Élaboration d'un mélange gazons

La palette végétale permet, suivant les recettes, de répondre à toutes les attentes en matière de création de gazon.

Nous pouvons distinguer :
• les espèces destinées aux sports (ray-grass anglais, pâturin des prés ou fétuque élevée),
• les espèces plus ornementales (ray-grass anglais, fétuques rouges, fétuque ovine, pâturin commun, agrostis tenuis, …)
• les espèces spécifiques (agrostis stolonifera pour les greens, le ray‑grass italien dit annuel pour l'hiver sur les stades, …)

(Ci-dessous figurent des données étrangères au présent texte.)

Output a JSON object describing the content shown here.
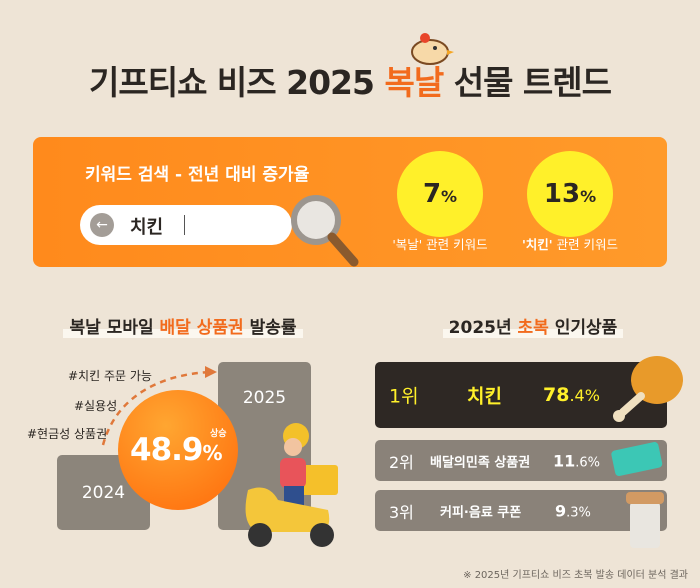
{
  "title": {
    "pre": "기프티쇼 비즈 2025 ",
    "highlight": "복날",
    "post": " 선물 트렌드"
  },
  "keyword": {
    "heading": "키워드 검색 - 전년 대비 증가율",
    "query": "치킨",
    "stats": [
      {
        "value": "7",
        "unit": "%",
        "label_quote": "'복날'",
        "label_rest": " 관련 키워드"
      },
      {
        "value": "13",
        "unit": "%",
        "label_quote": "'치킨'",
        "label_rest": " 관련 키워드"
      }
    ]
  },
  "delivery": {
    "title_pre": "복날 모바일 ",
    "title_hl": "배달 상품권",
    "title_post": " 발송률",
    "tags": [
      "#치킨 주문 가능",
      "#실용성",
      "#현금성 상품권"
    ],
    "year_prev": "2024",
    "year_curr": "2025",
    "increase_value": "48.9",
    "increase_unit": "%",
    "increase_label": "상승"
  },
  "popular": {
    "title_pre": "2025년 ",
    "title_hl": "초복",
    "title_post": " 인기상품",
    "items": [
      {
        "rank": "1위",
        "name": "치킨",
        "value": "78",
        "decimal": ".4%"
      },
      {
        "rank": "2위",
        "name": "배달의민족 상품권",
        "value": "11",
        "decimal": ".6%"
      },
      {
        "rank": "3위",
        "name": "커피·음료 쿠폰",
        "value": "9",
        "decimal": ".3%"
      }
    ]
  },
  "footnote": "※ 2025년 기프티쇼 비즈 초복 발송 데이터 분석 결과",
  "colors": {
    "accent": "#f26b1d",
    "yellow": "#fff02a",
    "dark": "#2e2824",
    "grey": "#8a8279"
  }
}
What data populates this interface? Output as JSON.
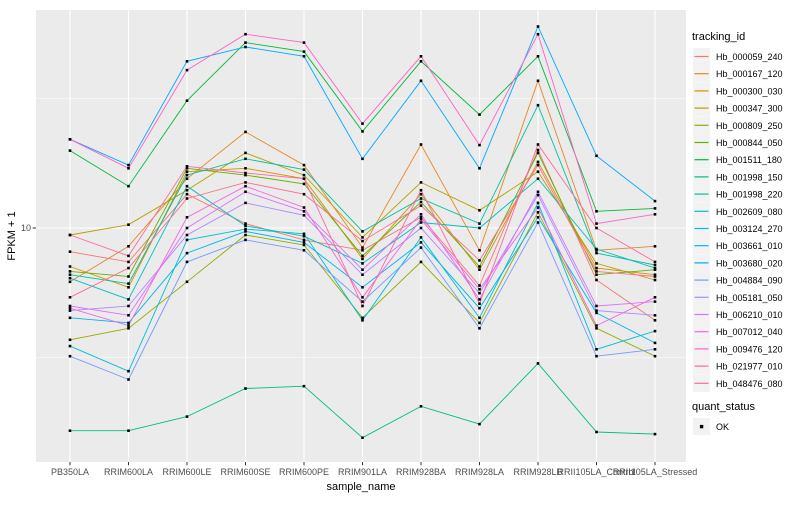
{
  "axes": {
    "x_title": "sample_name",
    "y_title": "FPKM + 1",
    "y_tick": "10"
  },
  "legend": {
    "tracking_title": "tracking_id",
    "quant_title": "quant_status",
    "quant_ok_label": "OK"
  },
  "colors": {
    "panel_bg": "#EBEBEB",
    "grid": "#FFFFFF",
    "point": "#000000",
    "tick": "#333333",
    "legend_key_bg": "#F2F2F2"
  },
  "chart_data": {
    "type": "line",
    "xlabel": "sample_name",
    "ylabel": "FPKM + 1",
    "y_scale": "log10",
    "y_major_breaks": [
      10
    ],
    "y_minor_breaks": [
      3.162,
      31.62
    ],
    "ylim_approx": [
      1.4,
      65
    ],
    "grid": true,
    "legend_position": "right",
    "point_marker": "black-square (quant_status OK)",
    "categories": [
      "PB350LA",
      "RRIM600LA",
      "RRIM600LE",
      "RRIM600SE",
      "RRIM600PE",
      "RRIM901LA",
      "RRIM928BA",
      "RRIM928LA",
      "RRIM928LB",
      "RRII105LA_Control",
      "RRII105LA_Stressed"
    ],
    "series": [
      {
        "name": "Hb_000059_240",
        "color": "#F8766D",
        "values": [
          8.1,
          7.4,
          13.5,
          10.4,
          9.0,
          8.2,
          11.0,
          6.0,
          20.0,
          6.3,
          4.4
        ]
      },
      {
        "name": "Hb_000167_120",
        "color": "#E88526",
        "values": [
          6.2,
          8.5,
          15.5,
          23.5,
          17.5,
          8.4,
          21.0,
          8.2,
          37.0,
          8.2,
          8.5
        ]
      },
      {
        "name": "Hb_000300_030",
        "color": "#D39200",
        "values": [
          7.1,
          5.9,
          16.5,
          17.0,
          15.5,
          7.6,
          13.5,
          6.9,
          18.0,
          7.0,
          6.6
        ]
      },
      {
        "name": "Hb_000347_300",
        "color": "#B79F00",
        "values": [
          9.4,
          10.3,
          14.0,
          19.5,
          16.0,
          9.2,
          15.0,
          11.7,
          16.5,
          7.3,
          6.3
        ]
      },
      {
        "name": "Hb_000809_250",
        "color": "#93AA00",
        "values": [
          3.7,
          4.1,
          6.2,
          9.4,
          8.6,
          4.5,
          7.4,
          4.3,
          11.5,
          4.1,
          3.2
        ]
      },
      {
        "name": "Hb_000844_050",
        "color": "#5EB300",
        "values": [
          6.8,
          6.5,
          17.0,
          16.0,
          14.8,
          7.8,
          12.6,
          7.1,
          19.5,
          6.6,
          6.9
        ]
      },
      {
        "name": "Hb_001511_180",
        "color": "#00BA38",
        "values": [
          19.9,
          14.5,
          31.0,
          52.0,
          48.0,
          23.6,
          44.0,
          27.4,
          46.0,
          11.6,
          11.9
        ]
      },
      {
        "name": "Hb_001998_150",
        "color": "#00BF74",
        "values": [
          1.65,
          1.65,
          1.87,
          2.4,
          2.45,
          1.55,
          2.05,
          1.75,
          3.0,
          1.63,
          1.6
        ]
      },
      {
        "name": "Hb_001998_220",
        "color": "#00C19F",
        "values": [
          6.6,
          6.1,
          16.0,
          18.5,
          16.8,
          9.7,
          13.0,
          10.4,
          29.8,
          8.0,
          7.2
        ]
      },
      {
        "name": "Hb_002609_080",
        "color": "#00BFC4",
        "values": [
          6.4,
          5.3,
          14.5,
          10.2,
          9.3,
          7.3,
          10.5,
          10.0,
          15.5,
          8.3,
          7.0
        ]
      },
      {
        "name": "Hb_003124_270",
        "color": "#00BCD8",
        "values": [
          3.5,
          2.8,
          9.0,
          9.9,
          9.5,
          4.4,
          9.2,
          4.5,
          12.5,
          3.4,
          4.0
        ]
      },
      {
        "name": "Hb_003661_010",
        "color": "#00B4EF",
        "values": [
          4.5,
          4.3,
          8.0,
          9.7,
          8.8,
          5.9,
          8.8,
          4.9,
          11.0,
          4.7,
          3.6
        ]
      },
      {
        "name": "Hb_003680_020",
        "color": "#00A9FF",
        "values": [
          22.0,
          17.5,
          44.0,
          50.0,
          46.0,
          18.5,
          37.0,
          17.0,
          60.0,
          19.0,
          12.7
        ]
      },
      {
        "name": "Hb_004884_090",
        "color": "#7699FF",
        "values": [
          3.2,
          2.6,
          7.4,
          9.0,
          8.2,
          5.2,
          8.4,
          4.1,
          10.5,
          3.2,
          3.4
        ]
      },
      {
        "name": "Hb_005181_050",
        "color": "#AE87FF",
        "values": [
          4.8,
          5.0,
          9.4,
          12.5,
          11.2,
          6.6,
          10.0,
          5.6,
          13.4,
          4.8,
          4.6
        ]
      },
      {
        "name": "Hb_006210_010",
        "color": "#DB72FB",
        "values": [
          5.0,
          4.6,
          10.0,
          13.8,
          11.6,
          6.9,
          11.3,
          5.3,
          13.8,
          5.0,
          5.2
        ]
      },
      {
        "name": "Hb_007012_040",
        "color": "#F564E3",
        "values": [
          4.9,
          4.2,
          11.0,
          14.5,
          12.0,
          5.4,
          10.8,
          5.8,
          12.0,
          4.2,
          5.4
        ]
      },
      {
        "name": "Hb_009476_120",
        "color": "#FF61C8",
        "values": [
          22.0,
          17.0,
          40.7,
          56.0,
          52.0,
          25.3,
          46.0,
          20.9,
          56.0,
          10.4,
          11.3
        ]
      },
      {
        "name": "Hb_021977_010",
        "color": "#FF689E",
        "values": [
          9.4,
          7.8,
          17.3,
          16.3,
          15.5,
          5.0,
          14.0,
          5.1,
          21.0,
          10.0,
          7.4
        ]
      },
      {
        "name": "Hb_048476_080",
        "color": "#FF6C91",
        "values": [
          5.4,
          7.0,
          13.0,
          15.0,
          13.5,
          8.9,
          12.2,
          7.5,
          17.5,
          6.8,
          6.5
        ]
      }
    ]
  }
}
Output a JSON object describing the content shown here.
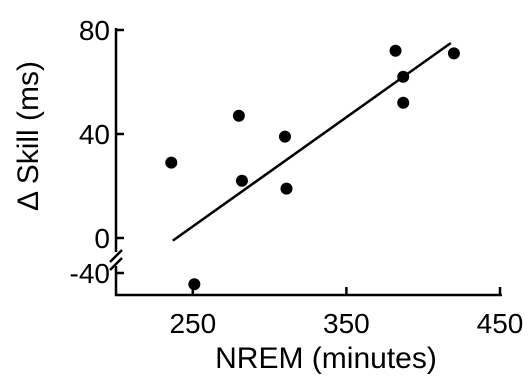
{
  "chart_data": {
    "type": "scatter",
    "title": "",
    "xlabel": "NREM (minutes)",
    "ylabel": "Δ Skill (ms)",
    "xlim": [
      200,
      450
    ],
    "ylim": [
      -40,
      80
    ],
    "y_axis_break": [
      -40,
      0
    ],
    "x_ticks": [
      250,
      350,
      450
    ],
    "x_tick_labels": [
      "250",
      "350",
      "450"
    ],
    "y_ticks": [
      -40,
      0,
      40,
      80
    ],
    "y_tick_labels": [
      "-40",
      "0",
      "40",
      "80"
    ],
    "grid": false,
    "points": [
      {
        "x": 236,
        "y": 29
      },
      {
        "x": 251,
        "y": -47
      },
      {
        "x": 280,
        "y": 47
      },
      {
        "x": 282,
        "y": 22
      },
      {
        "x": 310,
        "y": 39
      },
      {
        "x": 311,
        "y": 19
      },
      {
        "x": 382,
        "y": 72
      },
      {
        "x": 387,
        "y": 62
      },
      {
        "x": 387,
        "y": 52
      },
      {
        "x": 420,
        "y": 71
      }
    ],
    "trend_line": {
      "x": [
        237,
        418
      ],
      "y": [
        -1,
        75
      ]
    }
  }
}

La composition d’un mélange est dictée par :
• son utilisation future
• le sol en place
• l’exposition
• le temps d’installation donné
• Les moyens d’irrigation à disposition

On obtient ainsi une recette de plusieurs espèces, déclinée en plusieurs variétés, avec un dosage de semis en rapport avec la composition.

Équilibrage d'un mélange

La composition d’un mélange gazon est inscrite sur l’étiquette du SOC. Notons que l’expression en pourcentage de poids n’est pas forcément le reflet d'un mélange en nombre d’individus. Il existe une grande disparité du nombre de graines au gramme entre les espèces : par exemple l’agrostis approche les 18000 graines au gramme, la fétuque élevée environ 500 graines, la fétuque ovine avoisine les 2000 graines.

Le dosage du mélange est déterminé par la recette employée, pour approcher les 30-35 000 graines au m². On remarque parfois des mélanges déséquilibrés avec 20% de fétuque élevée, quand il en faut 50% minimum pour éviter des effets de touffes grossières, ou encore des conceptions de mélanges fleuris avec des dosages en pâquerettes bien trop importants (10 000 graines/g).

Notion d'inversion de flore

Un mélange doit être pensé dans la durée. Ainsi, combiner des espèces agressives et des espèces à pousse lente aboutit à un appauvrissement de la flore très rapidement :
• fétuque élevée avec fétuque ovine,
• pourcentage de trèfle (même dit "micro") trop élevé avec de la fétuque ovine

Notion d'installation rapide et de pousse lente

Il est régulièrement demandé une équation impossible à honorer. Un gazon ne peut pas s’installer rapidement puis réduire son rythme de pousse. Également, on ne peut demander une pousse lente, et une résistance aux piétinements.
N’oublions pas que l’objectif premier lors de l’installation d’un gazon, c’est l’enracinement qui permet au gazon de se régénérer. On s’arrête souvent à l’apparition du feuillage qui n’est en fait qu’une première étape de l’implantation d’une pelouse.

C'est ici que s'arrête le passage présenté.